~~Białoszary Sundaville napisał(a): Jak ja czytam te wypociny redaktora to mi sie niedobrze robi. Dyrektor sie usprawiedliwia, co się ma usprawiedliwiać i przed kim przed panem. Ma ważną decyzje o wycięciu i wycina. Jak by nie daj boże to drzewo perzy większym wietrze spadło komuś na głowę to byłby szum na 100 fajerek. Korzenie tego drzewa wysadziły duża cześć chodnika i stwarzało rzeczywiste zagrożenie. Posadza dziesięć innych, które bedą podlewane przez pieski i z tych 10 zostaną może 2.Czy ktoś wtedy będzie biadolił ? Brawo służby.
Wygląda to jakby pisane podczas pracy w urzędzie.

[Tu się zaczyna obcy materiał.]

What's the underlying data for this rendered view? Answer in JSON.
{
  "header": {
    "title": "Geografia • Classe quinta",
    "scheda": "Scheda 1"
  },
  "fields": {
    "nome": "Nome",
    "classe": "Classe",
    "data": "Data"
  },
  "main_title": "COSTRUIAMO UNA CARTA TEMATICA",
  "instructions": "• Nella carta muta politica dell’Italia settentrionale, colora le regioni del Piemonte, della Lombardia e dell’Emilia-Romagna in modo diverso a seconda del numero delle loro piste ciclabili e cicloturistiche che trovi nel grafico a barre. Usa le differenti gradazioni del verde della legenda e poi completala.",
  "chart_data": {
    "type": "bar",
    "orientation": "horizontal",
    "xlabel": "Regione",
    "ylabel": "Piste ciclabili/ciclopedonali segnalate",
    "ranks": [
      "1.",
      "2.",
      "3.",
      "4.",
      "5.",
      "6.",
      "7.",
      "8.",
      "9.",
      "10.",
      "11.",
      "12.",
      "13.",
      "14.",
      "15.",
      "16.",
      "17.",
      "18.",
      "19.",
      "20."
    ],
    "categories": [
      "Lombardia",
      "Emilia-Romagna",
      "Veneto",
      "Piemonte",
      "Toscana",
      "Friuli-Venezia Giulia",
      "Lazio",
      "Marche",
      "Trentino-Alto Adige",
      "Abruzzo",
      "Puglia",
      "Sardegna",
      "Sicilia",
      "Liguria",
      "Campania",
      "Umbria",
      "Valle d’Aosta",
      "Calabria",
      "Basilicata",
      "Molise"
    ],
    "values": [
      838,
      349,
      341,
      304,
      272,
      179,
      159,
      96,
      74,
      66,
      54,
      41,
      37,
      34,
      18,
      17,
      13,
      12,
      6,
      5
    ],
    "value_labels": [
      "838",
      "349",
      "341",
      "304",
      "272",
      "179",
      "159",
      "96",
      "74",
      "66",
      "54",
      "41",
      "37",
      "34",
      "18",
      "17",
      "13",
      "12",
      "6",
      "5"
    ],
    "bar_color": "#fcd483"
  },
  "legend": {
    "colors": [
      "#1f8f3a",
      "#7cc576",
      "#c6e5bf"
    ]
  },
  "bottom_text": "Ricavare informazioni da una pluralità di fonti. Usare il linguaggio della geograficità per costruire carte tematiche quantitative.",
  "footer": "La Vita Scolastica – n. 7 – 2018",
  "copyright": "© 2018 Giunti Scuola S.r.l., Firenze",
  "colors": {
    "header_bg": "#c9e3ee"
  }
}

Wszystko oparte na grybaniu. Idąć Twoim tokiem rozumowania nie powinno być żadnego drzewa bo może spać, krawężnika bo można się na nim przewróćić, windy bo może się zerwać, samochodu czy roweru bo mogą być przyczyną nieszczęścia.
A nie czekaj. Wszystko wymienione poza drzewem badane jest przez specjalistę a do stanu drzew w mieście nie mamy takiego. Chyba że jest nim "pani Gienia z pokoju 202"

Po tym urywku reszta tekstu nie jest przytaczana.